Madeline Di Nonno, president and CEO of the Geena Davis Institute on Gender in Media, said Robertson’s ability to genuinely befriend people connected to the TV and film industry has contributed to AAFCA’s sustainability. She noted how the awards has been able to draw non-Black creative attendees such as Oscar winners Frances McDormand, Kathryn Bigelow and Bong Joon-ho.

“When Gil calls, you jump,” said Di Nonno, who was honored in 2019 as part of AAFCA’s events recognizing women in cinema. “You don’t jump because of fear. You jump out of love and respect. AAFCA has deep, longstanding respect. It’s always high caliber, high quality, very strategic.”

DuVernay credits Robertson for ensuring that AAFCA makes its presence felt in Hollywood. She said his efforts within the film community are “deeply felt.”

“He’s going to show up to your place. He’s going to show up to your premiere,” DuVernay said of Robertson. “He’s going to show up to your set. He’s going to make sure that you see him around town, and it’s not in a flashy way. It feels like community. He’s from here. He been living here, and he’s seen so many of these careers from their infancy. He’s been a source of consistent on the ground presence.”

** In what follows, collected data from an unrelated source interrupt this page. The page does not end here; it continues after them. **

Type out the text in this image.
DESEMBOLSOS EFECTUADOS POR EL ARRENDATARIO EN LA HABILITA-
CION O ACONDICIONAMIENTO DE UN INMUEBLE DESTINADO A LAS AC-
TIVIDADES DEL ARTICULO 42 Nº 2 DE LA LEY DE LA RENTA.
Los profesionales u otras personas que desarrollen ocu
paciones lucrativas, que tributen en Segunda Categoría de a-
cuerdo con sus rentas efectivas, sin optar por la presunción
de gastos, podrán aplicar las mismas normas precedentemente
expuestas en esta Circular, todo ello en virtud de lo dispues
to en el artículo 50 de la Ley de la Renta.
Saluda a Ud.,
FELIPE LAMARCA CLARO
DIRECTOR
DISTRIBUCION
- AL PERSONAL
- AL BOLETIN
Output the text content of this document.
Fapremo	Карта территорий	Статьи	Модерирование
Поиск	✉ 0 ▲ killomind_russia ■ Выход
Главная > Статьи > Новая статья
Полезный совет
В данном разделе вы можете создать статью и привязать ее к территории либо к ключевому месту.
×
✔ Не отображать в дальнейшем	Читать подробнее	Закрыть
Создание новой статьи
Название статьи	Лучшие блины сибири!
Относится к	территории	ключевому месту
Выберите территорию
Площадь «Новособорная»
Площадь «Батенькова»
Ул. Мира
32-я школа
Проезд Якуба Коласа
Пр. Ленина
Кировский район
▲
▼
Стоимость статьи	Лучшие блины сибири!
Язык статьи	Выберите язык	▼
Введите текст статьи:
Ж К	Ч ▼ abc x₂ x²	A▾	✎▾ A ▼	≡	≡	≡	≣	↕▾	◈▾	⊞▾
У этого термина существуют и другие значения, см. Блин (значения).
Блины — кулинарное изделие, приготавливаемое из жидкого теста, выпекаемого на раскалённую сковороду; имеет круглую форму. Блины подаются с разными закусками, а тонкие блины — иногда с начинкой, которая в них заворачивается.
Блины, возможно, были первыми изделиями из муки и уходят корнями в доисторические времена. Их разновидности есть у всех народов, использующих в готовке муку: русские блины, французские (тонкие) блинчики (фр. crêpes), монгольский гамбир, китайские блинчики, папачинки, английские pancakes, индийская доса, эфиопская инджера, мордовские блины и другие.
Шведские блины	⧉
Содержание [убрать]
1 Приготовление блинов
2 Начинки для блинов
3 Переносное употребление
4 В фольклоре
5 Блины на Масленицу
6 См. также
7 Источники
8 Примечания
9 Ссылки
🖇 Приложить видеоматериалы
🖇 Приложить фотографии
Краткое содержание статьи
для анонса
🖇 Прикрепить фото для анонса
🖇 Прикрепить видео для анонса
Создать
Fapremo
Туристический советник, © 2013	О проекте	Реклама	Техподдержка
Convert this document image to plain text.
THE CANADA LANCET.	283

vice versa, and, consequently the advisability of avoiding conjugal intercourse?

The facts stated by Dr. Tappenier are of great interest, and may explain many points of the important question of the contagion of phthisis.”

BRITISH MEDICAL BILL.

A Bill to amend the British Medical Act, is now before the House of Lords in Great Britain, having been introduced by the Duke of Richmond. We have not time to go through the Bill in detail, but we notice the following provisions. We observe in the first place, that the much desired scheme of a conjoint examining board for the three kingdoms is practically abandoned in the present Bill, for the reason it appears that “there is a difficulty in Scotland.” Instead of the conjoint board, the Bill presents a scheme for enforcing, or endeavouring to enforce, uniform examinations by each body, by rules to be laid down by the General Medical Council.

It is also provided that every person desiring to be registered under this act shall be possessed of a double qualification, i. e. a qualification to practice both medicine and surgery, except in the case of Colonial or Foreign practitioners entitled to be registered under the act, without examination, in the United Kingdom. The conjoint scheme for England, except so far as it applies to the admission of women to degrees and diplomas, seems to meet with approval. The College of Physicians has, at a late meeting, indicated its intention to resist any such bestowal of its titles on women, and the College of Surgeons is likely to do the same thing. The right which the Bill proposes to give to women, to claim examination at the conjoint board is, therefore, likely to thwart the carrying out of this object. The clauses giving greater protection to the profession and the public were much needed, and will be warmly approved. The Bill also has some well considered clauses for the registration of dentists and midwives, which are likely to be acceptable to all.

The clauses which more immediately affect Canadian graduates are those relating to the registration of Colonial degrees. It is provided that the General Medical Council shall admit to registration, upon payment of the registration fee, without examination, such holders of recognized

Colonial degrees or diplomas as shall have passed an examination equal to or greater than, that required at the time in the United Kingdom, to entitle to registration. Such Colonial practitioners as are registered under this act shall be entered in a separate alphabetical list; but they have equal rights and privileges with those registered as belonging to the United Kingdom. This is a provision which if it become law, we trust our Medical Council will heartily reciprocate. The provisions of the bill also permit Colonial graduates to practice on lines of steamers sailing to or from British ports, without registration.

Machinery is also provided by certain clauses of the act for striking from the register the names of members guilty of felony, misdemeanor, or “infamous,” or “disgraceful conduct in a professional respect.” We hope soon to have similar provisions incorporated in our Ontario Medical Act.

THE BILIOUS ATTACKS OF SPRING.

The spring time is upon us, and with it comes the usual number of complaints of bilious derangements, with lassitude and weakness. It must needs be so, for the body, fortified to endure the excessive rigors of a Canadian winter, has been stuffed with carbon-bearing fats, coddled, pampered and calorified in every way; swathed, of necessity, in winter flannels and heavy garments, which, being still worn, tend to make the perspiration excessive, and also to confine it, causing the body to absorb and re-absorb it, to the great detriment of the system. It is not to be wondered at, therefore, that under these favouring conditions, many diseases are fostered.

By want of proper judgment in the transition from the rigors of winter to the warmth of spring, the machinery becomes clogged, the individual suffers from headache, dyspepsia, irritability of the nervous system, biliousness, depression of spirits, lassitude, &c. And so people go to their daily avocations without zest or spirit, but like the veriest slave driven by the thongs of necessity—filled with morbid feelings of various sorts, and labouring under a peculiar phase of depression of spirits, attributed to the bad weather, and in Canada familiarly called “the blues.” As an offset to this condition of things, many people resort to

DuVernay praised AAFCA for being a support base for those in Black Hollywood who are overlooked elsewhere.

“AAFCA has been a beautiful example of building your own house approach,” said the director, who was recently honored by the organization for her film “ Origin,” a critically acclaimed project that was hardly recognized during Hollywood’s award season. “It allows for there to be a sense of pride, commitment, solidarity within a community that’s inside a larger community.”

As an independent filmmaker, Deon Taylor can attest. The director said he's been overlooked for much of his career — except from AAFCA.

“Ain’t nobody thinking of me, but Gil and AAFCA did,” said Taylor, who directed “Meet the Blacks,” “The Intruder,” “Fatale” and “Black and Blue.” He’s become a major player in the independent filmmaking space through his Hidden Empire Film Group, but he hasn’t been invited to the Independent Spirit Awards.

Taylor will be honored Sunday at AAFCA's Special Achievement Awards for being a talent on the rise.

“Gil watched my trajectory,” he said. “He saw me when no one else did. How is it possible that you could have this level of success and you’ve never even been invited to the Independent Spirit Awards? You and your wife. Think about that. Everything we’ve made has been independent at the highest-level making money. And we ain’t never got an invite to the Spirit Awards or to an independent event. That’s what Gil represents.”

Taylor applauded Robertson for honoring director Antoine Fuqua and actor Will Smith last year for their film “Emancipation.” It came during a time when Smith faced backlash for his Oscars slap and a 10-year banishment from Academy Awards events.

“Instead of turning his back on him and his project, he viewed Will as an artist,” Taylor said. “He celebrated Will and Antoine's artistry, because they worked their (expletive) off on that movie. He awarded them. That's what it's about, right? ... That's what AAFCA represents.”

Robertson is excited about the organization’s future. Along with growing its tentpole events, he’s looking to move into more curation spaces, increase its range of partnerships and close major book deals.

He also wants to continue pushing AAFCA's initiatives to recognize heritage months for LGBTQ, Latino and Asian-Pacific communities and women's history.

“We’re looking to continue to expand our footprint,” Robertson said. “I think the next 20 years will be filled with new opportunities.”